Article Text

  1. S Y Lee1,
  2. J G Kim1
  1. 1Department of Pediatrics, Seoul National University College of Medicine, Seoul, South Korea


We monitored the efficacy of etanercept in Korean patients with juvenile rheumatoid arthritis (JRA) refractory to methotrexate and other disease-modifying antirheumatic drugs (DMARD).

Thirty-five patients with polyarticular course JRA who had demonstrated an incomplete response to therapy with methotrexate and other DMARD were given etanercept 0.4 mg/kg body weight subcutaneously twice a week or 0.8 mg/kg once a week. Efficacy was monitored for 52 weeks.

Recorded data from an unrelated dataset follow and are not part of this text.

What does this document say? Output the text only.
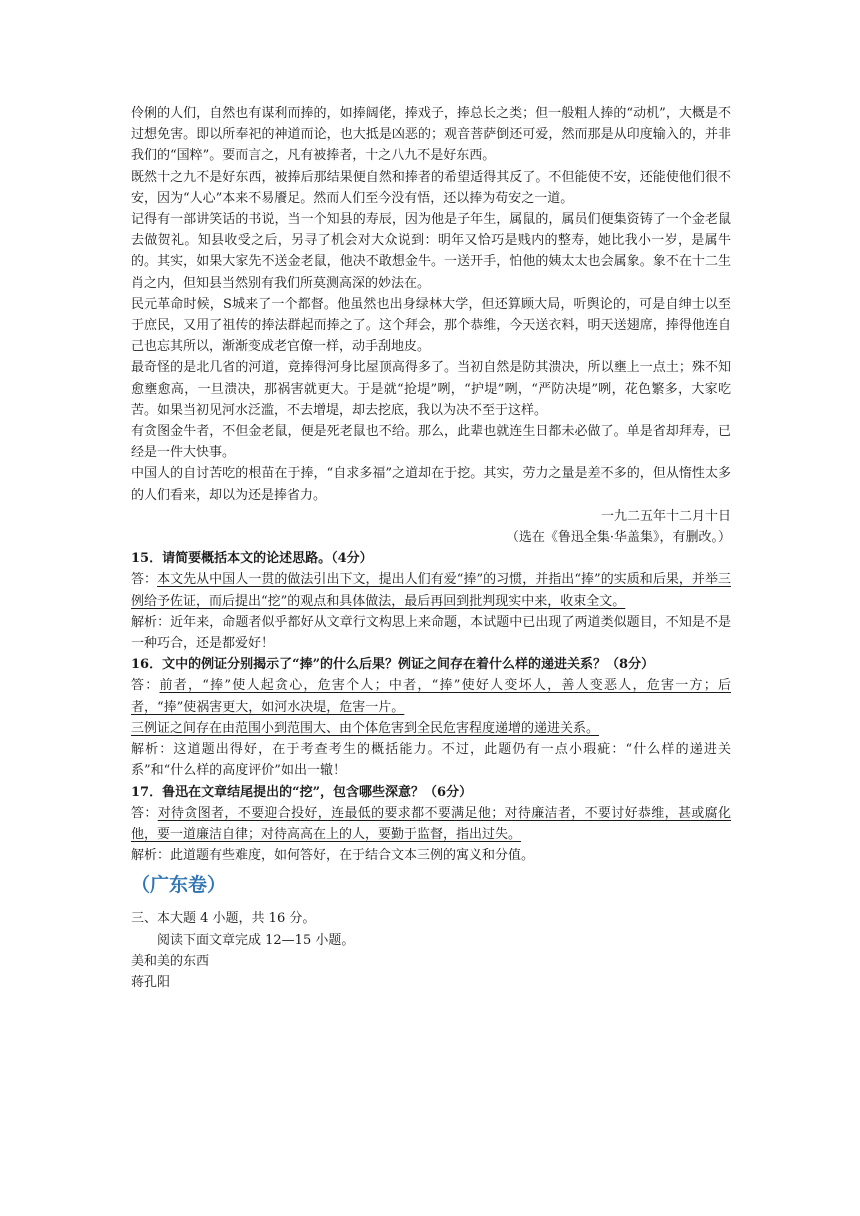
伶俐的人们，自然也有谋利而捧的，如捧阔佬，捧戏子，捧总长之类；但一般粗人捧的“动机”，大概是不过想免害。即以所奉祀的神道而论，也大抵是凶恶的；观音菩萨倒还可爱，然而那是从印度输入的，并非我们的“国粹”。要而言之，凡有被捧者，十之八九不是好东西。

既然十之九不是好东西，被捧后那结果便自然和捧者的希望适得其反了。不但能使不安，还能使他们很不安，因为“人心”本来不易餍足。然而人们至今没有悟，还以捧为苟安之一道。

记得有一部讲笑话的书说，当一个知县的寿辰，因为他是子年生，属鼠的，属员们便集资铸了一个金老鼠去做贺礼。知县收受之后，另寻了机会对大众说到：明年又恰巧是贱内的整寿，她比我小一岁，是属牛的。其实，如果大家先不送金老鼠，他决不敢想金牛。一送开手，怕他的姨太太也会属象。象不在十二生肖之内，但知县当然别有我们所莫测高深的妙法在。

民元革命时候，S城来了一个都督。他虽然也出身绿林大学，但还算顾大局，听舆论的，可是自绅士以至于庶民，又用了祖传的捧法群起而捧之了。这个拜会，那个恭维，今天送衣料，明天送翅席，捧得他连自己也忘其所以，渐渐变成老官僚一样，动手刮地皮。

最奇怪的是北几省的河道，竟捧得河身比屋顶高得多了。当初自然是防其溃决，所以壅上一点土；殊不知愈壅愈高，一旦溃决，那祸害就更大。于是就“抢堤”咧，“护堤”咧，“严防决堤”咧，花色繁多，大家吃苦。如果当初见河水泛滥，不去增堤，却去挖底，我以为决不至于这样。

有贪图金牛者，不但金老鼠，便是死老鼠也不给。那么，此辈也就连生日都未必做了。单是省却拜寿，已经是一件大快事。

中国人的自讨苦吃的根苗在于捧，“自求多福”之道却在于挖。其实，劳力之量是差不多的，但从惰性太多的人们看来，却以为还是捧省力。

一九二五年十二月十日

（选在《鲁迅全集·华盖集》，有删改。）

15．请简要概括本文的论述思路。（4分）

答：本文先从中国人一贯的做法引出下文，提出人们有爱“捧”的习惯，并指出“捧”的实质和后果，并举三例给予佐证，而后提出“挖”的观点和具体做法，最后再回到批判现实中来，收束全文。

解析：近年来，命题者似乎都好从文章行文构思上来命题，本试题中已出现了两道类似题目，不知是不是一种巧合，还是都爱好！

16．文中的例证分别揭示了“捧”的什么后果？例证之间存在着什么样的递进关系？（8分）

答：前者，“捧”使人起贪心，危害个人；中者，“捧”使好人变坏人，善人变恶人，危害一方；后者，“捧”使祸害更大，如河水决堤，危害一片。

三例证之间存在由范围小到范围大、由个体危害到全民危害程度递增的递进关系。

解析：这道题出得好，在于考查考生的概括能力。不过，此题仍有一点小瑕疵：“什么样的递进关系”和“什么样的高度评价”如出一辙！

17．鲁迅在文章结尾提出的“挖”，包含哪些深意？（6分）

答：对待贪图者，不要迎合投好，连最低的要求都不要满足他；对待廉洁者，不要讨好恭维，甚或腐化他，要一道廉洁自律；对待高高在上的人，要勤于监督，指出过失。

解析：此道题有些难度，如何答好，在于结合文本三例的寓义和分值。

（广东卷）

三、本大题 4 小题，共 16 分。

阅读下面文章完成 12—15 小题。

美和美的东西

蒋孔阳
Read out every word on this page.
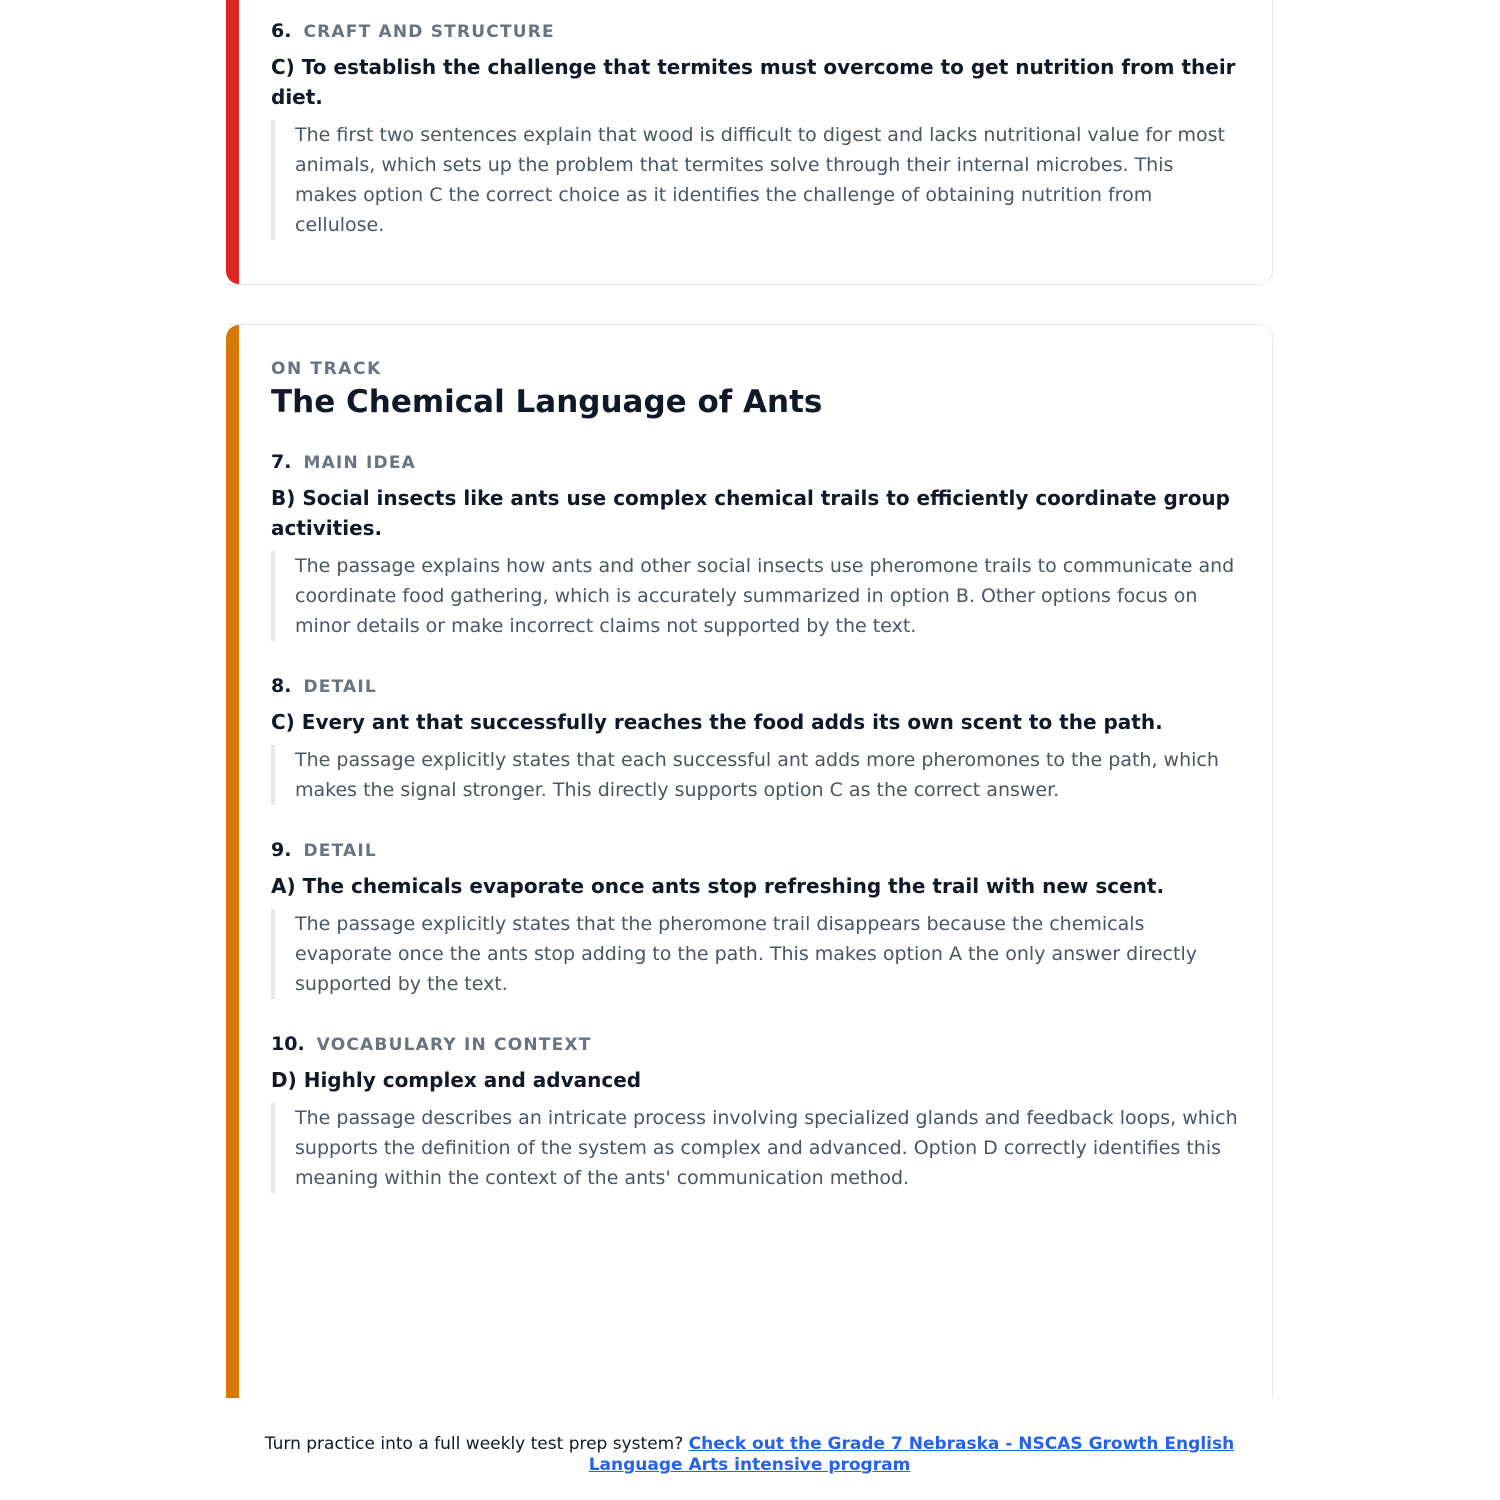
6. CRAFT AND STRUCTURE
C) To establish the challenge that termites must overcome to get nutrition from their diet.

The first two sentences explain that wood is difficult to digest and lacks nutritional value for most animals, which sets up the problem that termites solve through their internal microbes. This makes option C the correct choice as it identifies the challenge of obtaining nutrition from cellulose.

ON TRACK
The Chemical Language of Ants
7. MAIN IDEA
B) Social insects like ants use complex chemical trails to efficiently coordinate group activities.

The passage explains how ants and other social insects use pheromone trails to communicate and coordinate food gathering, which is accurately summarized in option B. Other options focus on minor details or make incorrect claims not supported by the text.

8. DETAIL
C) Every ant that successfully reaches the food adds its own scent to the path.

The passage explicitly states that each successful ant adds more pheromones to the path, which makes the signal stronger. This directly supports option C as the correct answer.

9. DETAIL
A) The chemicals evaporate once ants stop refreshing the trail with new scent.

The passage explicitly states that the pheromone trail disappears because the chemicals evaporate once the ants stop adding to the path. This makes option A the only answer directly supported by the text.

10. VOCABULARY IN CONTEXT
D) Highly complex and advanced

The passage describes an intricate process involving specialized glands and feedback loops, which supports the definition of the system as complex and advanced. Option D correctly identifies this meaning within the context of the ants' communication method.

Turn practice into a full weekly test prep system? Check out the Grade 7 Nebraska - NSCAS Growth English Language Arts intensive program
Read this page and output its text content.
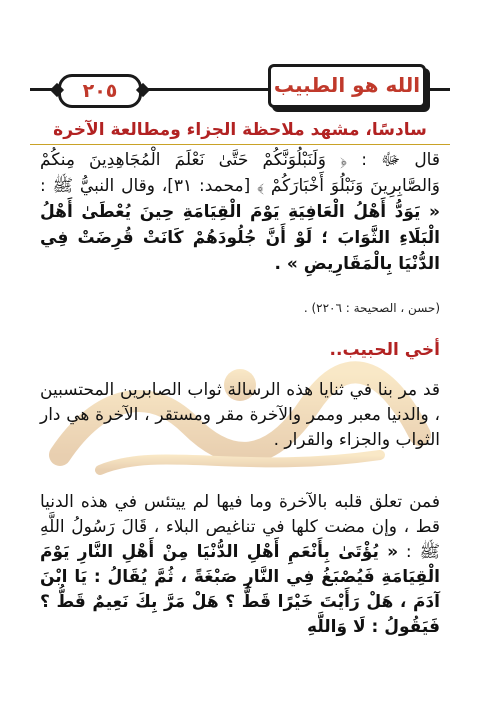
٢٠٥	الله هو الطبيب
سادسًا، مشهد ملاحظة الجزاء ومطالعة الآخرة
قال ﷻ : ﴿ وَلَنَبْلُوَنَّكُمْ حَتَّىٰ نَعْلَمَ الْمُجَاهِدِينَ مِنكُمْ وَالصَّابِرِينَ وَنَبْلُوَ أَخْبَارَكُمْ ﴾ [محمد: ٣١]، وقال النبيُّ ﷺ : « يَوَدُّ أَهْلُ الْعَافِيَةِ يَوْمَ الْقِيَامَةِ حِينَ يُعْطَىٰ أَهْلُ الْبَلَاءِ الثَّوَابَ ؛ لَوْ أَنَّ جُلُودَهُمْ كَانَتْ قُرِضَتْ فِي الدُّنْيَا بِالْمَقَارِيضِ » .
(حسن ، الصحيحة : ٢٢٠٦) .
أخي الحبيب..
قد مر بنا في ثنايا هذه الرسالة ثواب الصابرين المحتسبين ، والدنيا معبر وممر والآخرة مقر ومستقر ، الآخرة هي دار الثواب والجزاء والقرار .
فمن تعلق قلبه بالآخرة وما فيها لم ييتئس في هذه الدنيا قط ، وإن مضت كلها في تناغيص البلاء ، قَالَ رَسُولُ اللَّهِ ﷺ : « يُؤْتَىٰ بِأَنْعَمِ أَهْلِ الدُّنْيَا مِنْ أَهْلِ النَّارِ يَوْمَ الْقِيَامَةِ فَيُصْبَغُ فِي النَّارِ صَبْغَةً ، ثُمَّ يُقَالُ : يَا ابْنَ آدَمَ ، هَلْ رَأَيْتَ خَيْرًا قَطُّ ؟ هَلْ مَرَّ بِكَ نَعِيمٌ قَطُّ ؟ فَيَقُولُ : لَا وَاللَّهِ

At week 52, improvements in the American College of Rheumatology Pediatric30 criteria were demonstrated in 83% of patients (responder group). Patients responding to etanercept treatment showed the relief of signs and symptoms of JRA such as morning stiffness or pain and an improvement in physical activity from 4–8 weeks after treatment was started, even the next day after the first injection. Among the patients responding to etanercept treatment, elevated erythrocyte sedimentation rate or C-reactive protein were normalised in 50% or 75%, respectively. Anaemia observed in five patients was corrected in four patients during the treatment. There were no significant safety issues over a 52-week period. No patient was withdrawn or hospitalised for serious side effects. Two patients complained of injection-site reactions.

In this 52-week study, it was concluded that etanercept rapidly relieved the signs and symptoms of JRA, improved the physical function and is efficacious and safe for the treatment of JRA patients refractory to methotrexate and other DMARD.